「しんぶん赤旗」2009/6/18
原爆症認定訴訟 
被爆の実態反映を
 福岡高裁で原告 


 国に、原爆症認定申請却下処分の取り消しを求めている長崎の集団訴訟の控訴審が15日、福岡高裁で行われました。原告・弁護団、国側双方が陳述しました。

 長崎地裁で敗訴した宮西敏江さんが、当時の被爆の状況を語りながら距離による線引きを告発。
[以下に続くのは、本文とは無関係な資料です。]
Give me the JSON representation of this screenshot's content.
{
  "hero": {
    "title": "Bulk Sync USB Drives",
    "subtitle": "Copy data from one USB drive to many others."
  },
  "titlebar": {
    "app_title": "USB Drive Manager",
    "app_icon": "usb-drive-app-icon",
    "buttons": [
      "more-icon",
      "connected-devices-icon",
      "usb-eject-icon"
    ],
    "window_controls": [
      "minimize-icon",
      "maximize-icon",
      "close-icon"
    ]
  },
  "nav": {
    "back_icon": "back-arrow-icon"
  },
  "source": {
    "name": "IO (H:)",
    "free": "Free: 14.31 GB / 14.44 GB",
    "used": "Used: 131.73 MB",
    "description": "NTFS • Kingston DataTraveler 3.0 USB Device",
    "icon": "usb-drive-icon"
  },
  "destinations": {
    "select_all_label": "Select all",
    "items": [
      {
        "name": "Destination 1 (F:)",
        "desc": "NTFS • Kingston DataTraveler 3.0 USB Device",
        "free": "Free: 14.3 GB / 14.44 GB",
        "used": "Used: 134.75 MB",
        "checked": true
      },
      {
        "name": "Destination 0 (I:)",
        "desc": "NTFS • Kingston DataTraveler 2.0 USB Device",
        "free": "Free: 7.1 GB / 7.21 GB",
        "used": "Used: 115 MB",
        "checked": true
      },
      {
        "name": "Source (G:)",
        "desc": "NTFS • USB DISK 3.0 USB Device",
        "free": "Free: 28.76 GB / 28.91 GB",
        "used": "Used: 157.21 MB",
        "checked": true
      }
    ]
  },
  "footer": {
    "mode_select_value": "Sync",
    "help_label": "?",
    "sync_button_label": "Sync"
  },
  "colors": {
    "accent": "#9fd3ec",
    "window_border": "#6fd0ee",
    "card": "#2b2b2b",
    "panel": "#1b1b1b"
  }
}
「東京高裁判決と同じように被爆の実態を反映した判決を」と訴えました。

 中村尚達弁護団長は、この間の裁判の集大成といえる東京高裁判決の意義について述べた上で、▽勝訴原告の認定▽未判決原告の積極的救済▽被爆者救済の立場での敗訴原告の対応などを求めた与党PTの解決勧告を紹介。
 国は全面解決に向けた具体的方法を示していないと述べ、裁判所に「国の理由なき争いを封じて公正な審理」を求めました。

 国側は、遠距離被爆者を認定した東京高裁判決の上告を断念しながら、従来の主張を繰り返しました。

 報告集会で原章夫弁護士は、原爆症の起因性について国は法律に基づかないきびしい基準を設けていると批判。
 森内實原告団長は、「わたしたちには時間がない。一日も早い解決を」と訴えました。

 被爆者・原告は、この間の司法判断に沿った原爆症認定基準の抜本的改定、政治的決断による全員救済、全面解決を求めています。